Opening March 2018 on the Main Stage

Five years after the onset of the French Revolution, the Jacobins, members of a revolutionary political movement, have taken power in France. Led by the radically extreme Robespierre, they terrorize the citizens by a tireless use of the guillotine to decimate the ranks of potential traitors of the Revolution. One of the leaders of the early Revolution, Georges Danton, is tired of bloodshed, instigated by the revolutionary zeal, and begins to withdraw from politics, seeking the company of friends, cards and women instead. His political ally and friend Camille Desmoulins implores him to use his influence and stand up against Robespierre and his reign of terror. Robespierre, seeing his enemies everywhere, remains adamant and continues to advocate extreme measures ̶ in particular the callous executions that are regarded as the only safeguard of the newly formed ideals of the French Republic, as opposed to the rule of the privileged classes, the aristocracy, the royalists and their supporters. Robespierre arrests Danton and delivers him to the National Convention, which is ambivalent, following the executions of numerous political opponents, whether they should annihilate Danton, the man who saved France in 1792. Robespierre, speaking on behalf of the country and the Revolution, which, according to a historical rule, devours its own children, as this is its nature and precondition of freedom, convinces the deputies that Danton is guilty. Standing trial at the revolutionary court, Danton urges people to turn against Robespierre and his dictatorship that is bound to drown the Republic in blood. The people initially support him, but then the scales suddenly turns ...
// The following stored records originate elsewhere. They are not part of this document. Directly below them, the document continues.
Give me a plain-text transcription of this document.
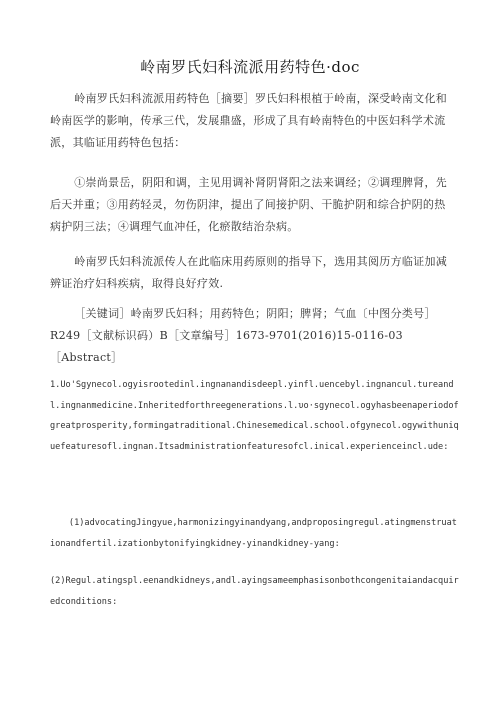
岭南罗氏妇科流派用药特色·doc

岭南罗氏妇科流派用药特色［摘要］罗氏妇科根植于岭南，深受岭南文化和岭南医学的影响，传承三代，发展鼎盛，形成了具有岭南特色的中医妇科学术流派，其临证用药特色包括：

①崇尚景岳，阴阳和调，主见用调补肾阴肾阳之法来调经；②调理脾肾，先后天并重；③用药轻灵，勿伤阴津，提出了间接护阴、干脆护阴和综合护阴的热病护阴三法；④调理气血冲任，化瘀散结治杂病。

岭南罗氏妇科流派传人在此临床用药原则的指导下，选用其阅历方临证加减辨证治疗妇科疾病，取得良好疗效.

［关键词］岭南罗氏妇科；用药特色；阴阳；脾肾；气血〔中图分类号］R249［文献标识码）B［文章编号］1673-9701(2016)15-0116-03［Abstract］

1.Uo'Sgynecol.ogyisrootedinl.ingnanandisdeepl.yinfl.uencebyl.ingnancul.tureandl.ingnanmedicine.Inheritedforthreegenerations.l.υo·sgynecol.ogyhasbeenaperiodofgreatprosperity,formingatraditional.Chinesemedical.school.ofgynecol.ogywithuniquefeaturesofl.ingnan.Itsadministrationfeaturesofcl.inical.experienceincl.ude:

(1)advocatingJingyue,harmonizingyinandyang,andproposingregul.atingmenstruationandfertil.izationbytonifyingkidney-yinandkidney-yang:

(2)Regul.atingspl.eenandkidneys,andl.ayingsameemphasisonbothcongenitaiandacquiredconditions:
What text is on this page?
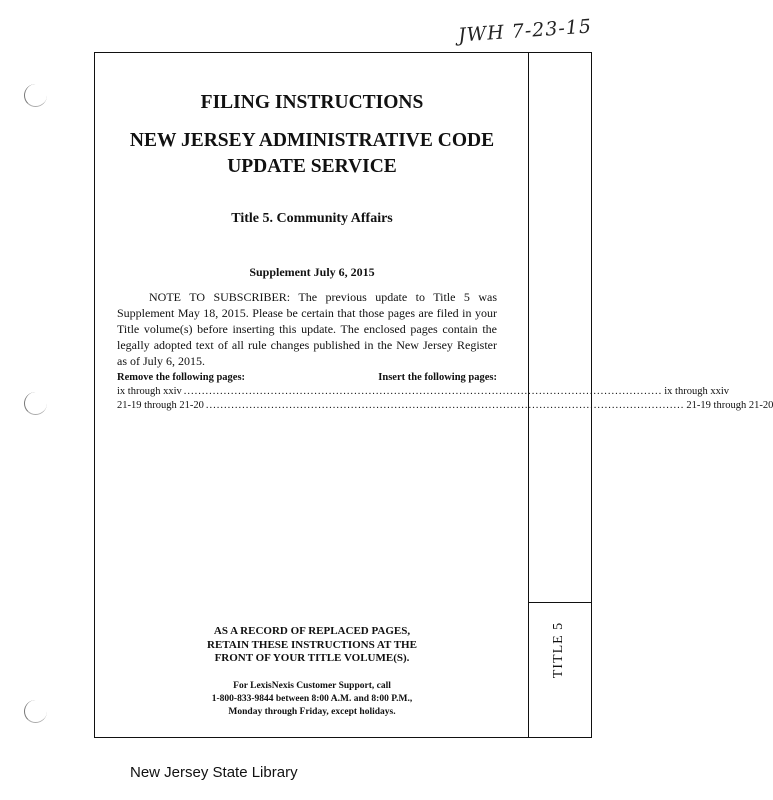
JWH 7-23-15
TITLE 5
FILING INSTRUCTIONS
NEW JERSEY ADMINISTRATIVE CODE
UPDATE SERVICE
Title 5. Community Affairs
Supplement July 6, 2015
NOTE TO SUBSCRIBER: The previous update to Title 5 was Supplement May 18, 2015. Please be certain that those pages are filed in your Title volume(s) before inserting this update. The enclosed pages contain the legally adopted text of all rule changes published in the New Jersey Register as of July 6, 2015.
Remove the following pages:	Insert the following pages:
ix through xxiv .................................................................................................................................... ix through xxiv
21-19 through 21-20 .................................................................................................................................... 21-19 through 21-20
AS A RECORD OF REPLACED PAGES,
RETAIN THESE INSTRUCTIONS AT THE
FRONT OF YOUR TITLE VOLUME(S).
For LexisNexis Customer Support, call
1-800-833-9844 between 8:00 A.M. and 8:00 P.M.,
Monday through Friday, except holidays.
New Jersey State Library
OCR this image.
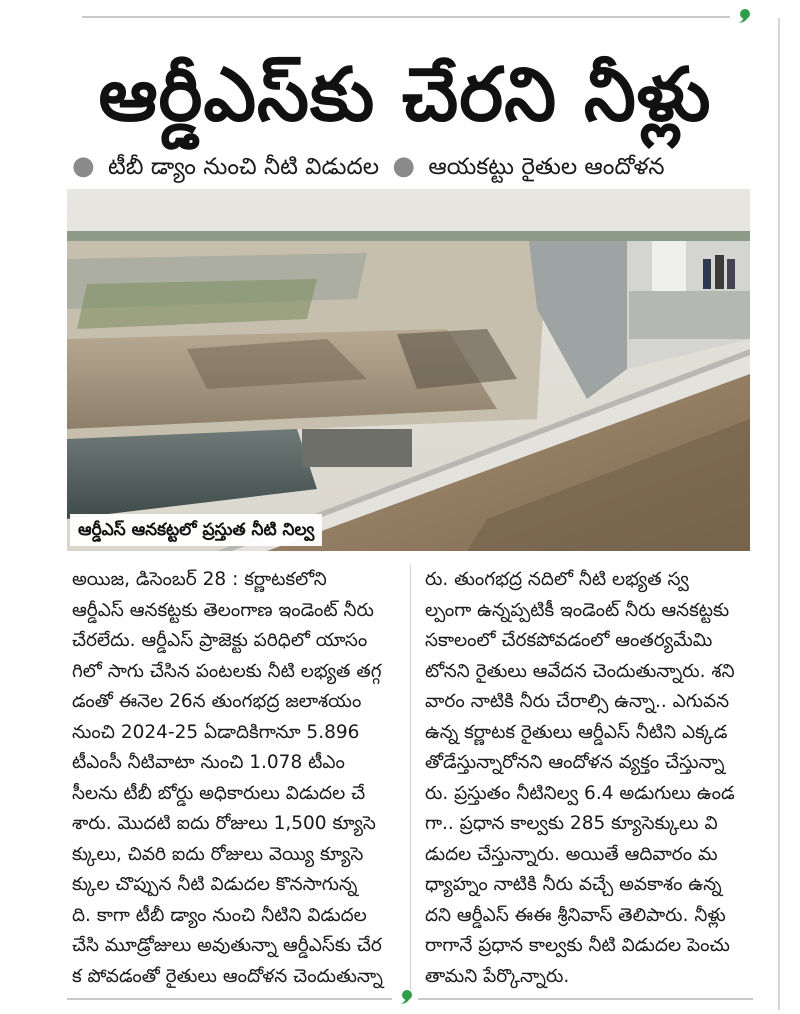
ఆర్డీఎస్‌కు చేరని నీళ్లు
● టీబీ డ్యాం నుంచి నీటి విడుదల ● ఆయకట్టు రైతుల ఆందోళన
ఆర్డీఎస్ ఆనకట్టలో ప్రస్తుత నీటి నిల్వ
అయిజ, డిసెంబర్ 28 : కర్ణాటకలోని
ఆర్డీఎస్ ఆనకట్టకు తెలంగాణ ఇండెంట్ నీరు
చేరలేదు. ఆర్డీఎస్ ప్రాజెక్టు పరిధిలో యాసం
గిలో సాగు చేసిన పంటలకు నీటి లభ్యత తగ్గ
డంతో ఈనెల 26న తుంగభద్ర జలాశయం
నుంచి 2024-25 ఏడాదికిగానూ 5.896
టీఎంసీ నీటివాటా నుంచి 1.078 టీఎం
సీలను టీబీ బోర్డు అధికారులు విడుదల చే
శారు. మొదటి ఐదు రోజులు 1,500 క్యూసె
క్కులు, చివరి ఐదు రోజులు వెయ్యి క్యూసె
క్కుల చొప్పున నీటి విడుదల కొనసాగున్న
ది. కాగా టీబీ డ్యాం నుంచి నీటిని విడుదల
చేసి మూడ్రోజులు అవుతున్నా ఆర్డీఎస్‌కు చేర
క పోవడంతో రైతులు ఆందోళన చెందుతున్నా
రు. తుంగభద్ర నదిలో నీటి లభ్యత స్వ
ల్పంగా ఉన్నప్పటికీ ఇండెంట్ నీరు ఆనకట్టకు
సకాలంలో చేరకపోవడంలో ఆంతర్యమేమి
టోనని రైతులు ఆవేదన చెందుతున్నారు. శని
వారం నాటికి నీరు చేరాల్సి ఉన్నా.. ఎగువన
ఉన్న కర్ణాటక రైతులు ఆర్డీఎస్ నీటిని ఎక్కడ
తోడేస్తున్నారోనని ఆందోళన వ్యక్తం చేస్తున్నా
రు. ప్రస్తుతం నీటినిల్వ 6.4 అడుగులు ఉండ
గా.. ప్రధాన కాల్వకు 285 క్యూసెక్కులు వి
డుదల చేస్తున్నారు. అయితే ఆదివారం మ
ధ్యాహ్నం నాటికి నీరు వచ్చే అవకాశం ఉన్న
దని ఆర్డీఎస్ ఈఈ శ్రీనివాస్ తెలిపారు. నీళ్లు
రాగానే ప్రధాన కాల్వకు నీటి విడుదల పెంచు
తామని పేర్కొన్నారు.
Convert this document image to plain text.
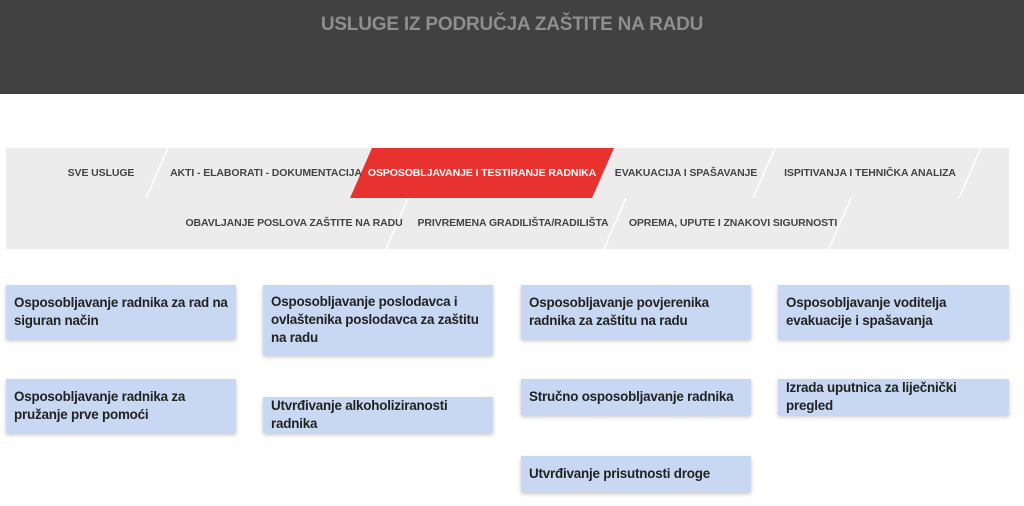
USLUGE IZ PODRUČJA ZAŠTITE NA RADU
SVE USLUGE	AKTI - ELABORATI - DOKUMENTACIJA OSPOSOBLJAVANJE I TESTIRANJE RADNIKA EVAKUACIJA I SPAŠAVANJE	ISPITIVANJA I TEHNIČKA ANALIZA
OBAVLJANJE POSLOVA ZAŠTITE NA RADU PRIVREMENA GRADILIŠTA/RADILIŠTA OPREMA, UPUTE I ZNAKOVI SIGURNOSTI
Osposobljavanje radnika za rad na siguran način
Osposobljavanje poslodavca i ovlaštenika poslodavca za zaštitu na radu
Osposobljavanje povjerenika radnika za zaštitu na radu
Osposobljavanje voditelja evakuacije i spašavanja
Osposobljavanje radnika za pružanje prve pomoći
Utvrđivanje alkoholiziranosti radnika
Stručno osposobljavanje radnika
Izrada uputnica za liječnički pregled
Utvrđivanje prisutnosti droge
Danton's Death (1835) was the first play written by a German playwright Georg Büchner, who is considered, alongside Heinrich Heine and Goethe, one of the most prominent representatives of the so-called German Vormärz (pre-March) period. In literature, the movement was committed to the emancipation of the individual and liberal political principles. The first edition of Danton's Death contained extracts from historic political speeches and is thought to be one of the earliest examples of documentary playwriting. It was heavily censored and did not receive its premiere until 1902 – almost seventy years after Büchner's death.